Por otro lado, ¡es mentira que en México no leemos! Nuestro problema es que las librerías no nos parecen igual de atractivas que un Starbucks, al que acudimos, entre otras cosas, a leer. Estamos acostumbrados, por convenciones sociales, a considerar a las librerías espacios de élite. Las hemos convertido en un campo (en la acepción bourdiana) que las aleja de las masas, acrecentando la idea de que “leer es para intelectuales”. Ese juego de hacerse los interesantes en un mundo de letrados les ha cerrado las puertas a estratos sociales que necesitan el provecho de un buen libro.
A lo anterior hay que añadir las fallas en la experiencia de lectura que las librerías transmiten a la sociedad, fallas que Amazon solucionó y que le han valido el éxito en el mercado: inmediatez, efectividad, comodidad y la certeza de que el consumidor encontrará lo que busca. Para las librerías no es tan sencillo llenar estos vacíos. En México no existe una ley de libro que les permita una sana competencia con los monopolios y con el Estado; no hay igualdad en las condiciones comerciales y, por consiguiente, es difícil que amplíen su oferta y sus espacios sin resentir los gastos.
Ya sabemos que la clave está en la oferta de libros, que debe ser suficiente (en número de ejemplares por título y en variedad de títulos), rápida (que las novedades estén al día) y económica (mismo precio en todas las librerías), si a ello sumamos la formación y la capacitación de los libreros, la organización de eventos para diferentes sectores sociales, descuentos especiales y una adecuada exhibición, la confianza de las personas hacia las librerías se fortalecerá y éstas se convertirán ya no en espacios de élite, sino en sitios de interés para más personas. Existirá una genuina voluntad de compra y, tal vez, se ayude a crear madurez lectora. Lo que no sabemos es cómo obtener los recursos.
Coincido con Héctor Pons en que todo esto es sólo una manifestación de buenas voluntades. Continuamos con el problema de que se produce más de lo que se vende, no hay espacios adecuados para la exhibición y no hemos propuesto nuevos modelos de lectura. Mientras esto siga así, seguiremos viendo a entrañables librerías cerrar sus puertas.

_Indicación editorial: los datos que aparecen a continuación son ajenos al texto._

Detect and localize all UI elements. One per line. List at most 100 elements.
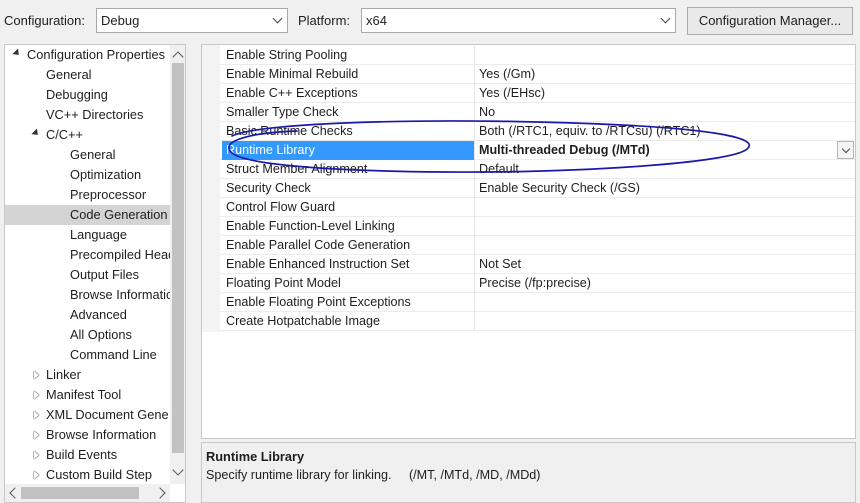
tree-item[interactable]: All Options (5, 325, 170, 345)
tree-item[interactable]: Precompiled Heade (5, 245, 182, 265)
tree-item[interactable]: Preprocessor (5, 185, 170, 205)
configuration-manager-button[interactable]: Configuration Manager... (687, 7, 853, 35)
tree-item[interactable]: Debugging (5, 85, 170, 105)
tree-item-label: Linker (46, 367, 81, 382)
tree-item[interactable]: Browse Information (5, 285, 180, 305)
property-row[interactable]: Struct Member Alignment Default (220, 160, 855, 179)
property-row[interactable]: Create Hotpatchable Image (220, 312, 855, 331)
column-divider[interactable] (474, 198, 475, 217)
column-divider[interactable] (474, 236, 475, 255)
column-divider[interactable] (474, 179, 475, 198)
column-divider[interactable] (474, 84, 475, 103)
property-name: Create Hotpatchable Image (226, 314, 381, 328)
collapse-arrow-icon[interactable] (31, 445, 41, 465)
property-grid-gutter (202, 45, 220, 332)
tree-item[interactable]: Browse Information (5, 425, 170, 445)
tree-item[interactable]: Code Generation (5, 205, 170, 225)
scroll-left-arrow-icon[interactable] (9, 487, 21, 499)
tree-item[interactable]: XML Document Gene (5, 405, 170, 425)
configuration-toolbar: Configuration: Debug Platform: x64 Confi… (0, 0, 860, 42)
tree-item-label: Preprocessor (70, 187, 147, 202)
property-row[interactable]: Basic Runtime Checks Both (/RTC1, equiv. … (220, 122, 855, 141)
collapse-arrow-icon[interactable] (31, 425, 41, 445)
collapse-arrow-icon[interactable] (31, 385, 41, 405)
scroll-right-arrow-icon[interactable] (154, 487, 166, 499)
tree-item[interactable]: Output Files (5, 265, 170, 285)
property-name: Floating Point Model (226, 276, 341, 290)
property-row[interactable]: Enable Floating Point Exceptions (220, 293, 855, 312)
property-name: Security Check (226, 181, 311, 195)
column-divider[interactable] (474, 141, 475, 160)
tree-item[interactable]: VC++ Directories (5, 105, 170, 125)
property-value[interactable] (479, 293, 839, 312)
property-value[interactable]: Default (479, 160, 839, 179)
scroll-up-arrow-icon[interactable] (172, 51, 184, 63)
tree-item[interactable]: Command Line (5, 345, 170, 365)
column-divider[interactable] (474, 46, 475, 65)
property-value[interactable]: Both (/RTC1, equiv. to /RTCsu) (/RTC1) (479, 122, 839, 141)
tree-item[interactable]: Linker (5, 365, 170, 385)
scroll-down-arrow-icon[interactable] (172, 464, 184, 476)
tree-vertical-scrollbar[interactable] (170, 45, 185, 484)
tree-item-label: Manifest Tool (46, 387, 122, 402)
tree-item[interactable]: Language (5, 225, 170, 245)
property-row[interactable]: Enable Function-Level Linking (220, 217, 855, 236)
column-divider[interactable] (474, 65, 475, 84)
tree-item[interactable]: C/C++ (5, 125, 170, 145)
property-dropdown-button[interactable] (837, 141, 854, 159)
property-value[interactable]: Enable Security Check (/GS) (479, 179, 839, 198)
property-value[interactable]: No (479, 103, 839, 122)
tree-item[interactable]: Manifest Tool (5, 385, 170, 405)
property-value[interactable]: Yes (/EHsc) (479, 84, 839, 103)
property-value[interactable]: Precise (/fp:precise) (479, 274, 839, 293)
configuration-dropdown[interactable]: Debug (96, 8, 288, 33)
collapse-arrow-icon[interactable] (31, 465, 41, 485)
property-row[interactable]: Enable String Pooling (220, 46, 855, 65)
tree-item[interactable]: Custom Build Step (5, 465, 170, 485)
column-divider[interactable] (474, 312, 475, 331)
platform-dropdown[interactable]: x64 (361, 8, 676, 33)
column-divider[interactable] (474, 255, 475, 274)
property-value[interactable] (479, 236, 839, 255)
tree-item[interactable]: General (5, 65, 170, 85)
property-value[interactable]: Yes (/Gm) (479, 65, 839, 84)
tree-item-label: XML Document Gene (46, 407, 169, 422)
configuration-label: Configuration: (4, 13, 85, 28)
property-value[interactable] (479, 217, 839, 236)
tree-item[interactable]: Advanced (5, 305, 170, 325)
property-row[interactable]: Smaller Type Check No (220, 103, 855, 122)
property-row[interactable]: Enable C++ Exceptions Yes (/EHsc) (220, 84, 855, 103)
column-divider[interactable] (474, 293, 475, 312)
tree-horizontal-scrollbar[interactable] (5, 484, 170, 502)
property-row[interactable]: Runtime Library Multi-threaded Debug (/MT… (220, 141, 855, 160)
property-row[interactable]: Enable Parallel Code Generation (220, 236, 855, 255)
property-value[interactable]: Multi-threaded Debug (/MTd) (479, 141, 839, 160)
property-row[interactable]: Security Check Enable Security Check (/GS… (220, 179, 855, 198)
property-value[interactable] (479, 312, 839, 331)
property-row[interactable]: Floating Point Model Precise (/fp:precise… (220, 274, 855, 293)
collapse-arrow-icon[interactable] (31, 405, 41, 425)
property-value[interactable] (479, 46, 839, 65)
property-value[interactable]: Not Set (479, 255, 839, 274)
collapse-arrow-icon[interactable] (31, 365, 41, 385)
tree-item[interactable]: General (5, 145, 170, 165)
property-row[interactable]: Enable Minimal Rebuild Yes (/Gm) (220, 65, 855, 84)
column-divider[interactable] (474, 122, 475, 141)
property-name: Enable String Pooling (226, 48, 348, 62)
expand-arrow-icon[interactable] (31, 125, 41, 145)
column-divider[interactable] (474, 274, 475, 293)
column-divider[interactable] (474, 160, 475, 179)
tree-item[interactable]: Optimization (5, 165, 170, 185)
property-value[interactable] (479, 198, 839, 217)
expand-arrow-icon[interactable] (12, 45, 22, 65)
tree-item[interactable]: Configuration Properties (5, 45, 170, 65)
tree-horizontal-scroll-thumb[interactable] (21, 487, 139, 499)
column-divider[interactable] (474, 217, 475, 236)
tree-item-label: Configuration Properties (27, 47, 165, 62)
column-divider[interactable] (474, 103, 475, 122)
tree-vertical-scroll-thumb[interactable] (172, 63, 184, 453)
property-row[interactable]: Enable Enhanced Instruction Set Not Set (220, 255, 855, 274)
property-row[interactable]: Control Flow Guard (220, 198, 855, 217)
tree-item[interactable]: Build Events (5, 445, 170, 465)
tree-item-label: Output Files (70, 267, 139, 282)
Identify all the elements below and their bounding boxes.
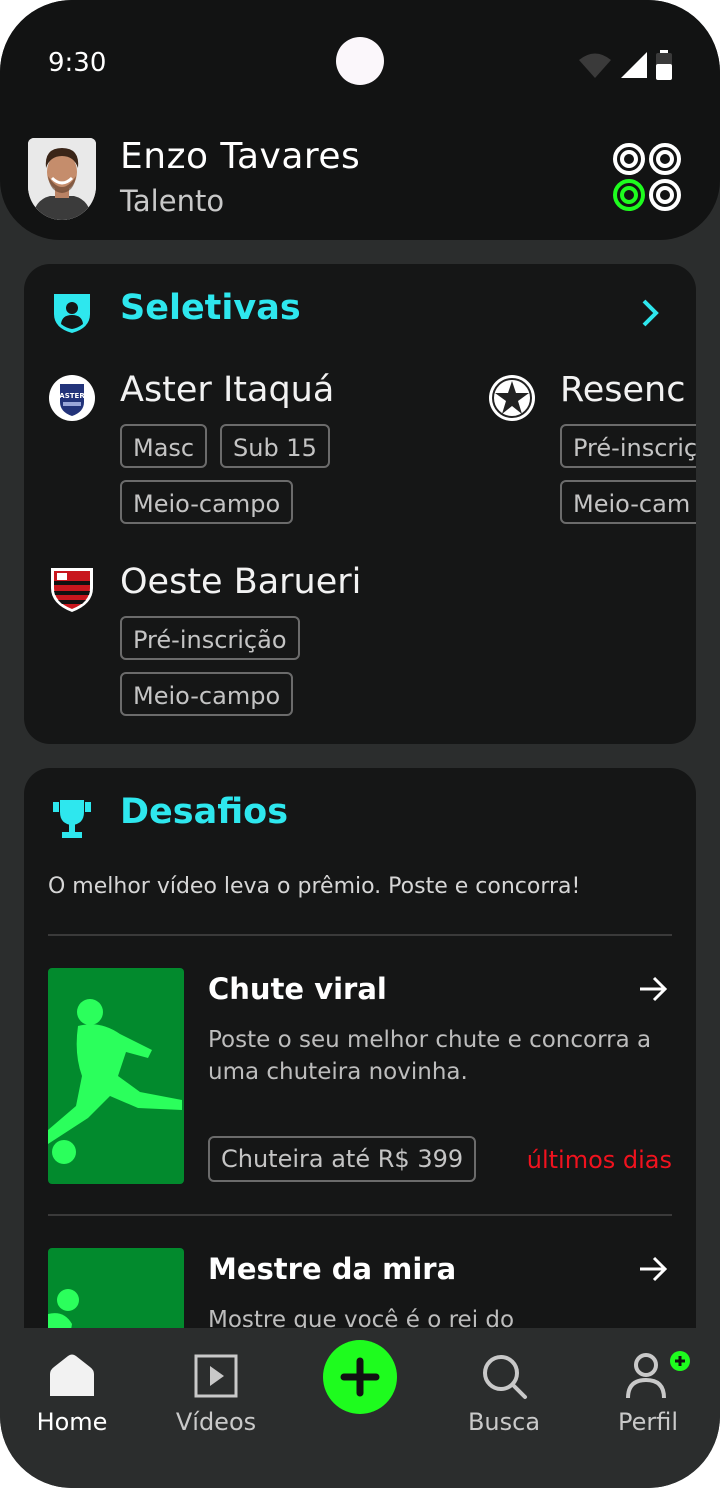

A pesar del panorama poco amable y de la imposición del medio digital, sabemos que el libro impreso, por fortuna, no desaparecerá, como pronosticaron algunos, pero sí verá mermada su circulación —durante el resto del año preferiremos pagar deudas antes que comprar libros—. Depende de quienes estamos en el medio mantener el interés de la gente en lo que proponemos, hacerlo de manera sensata, favoreciendo la madurez lectora de los usuarios. Por nuestro bien, y si queremos sobrevivir a ésta y otras crisis, más vale que dejemos de hacernos el juego sucio entre nosotros.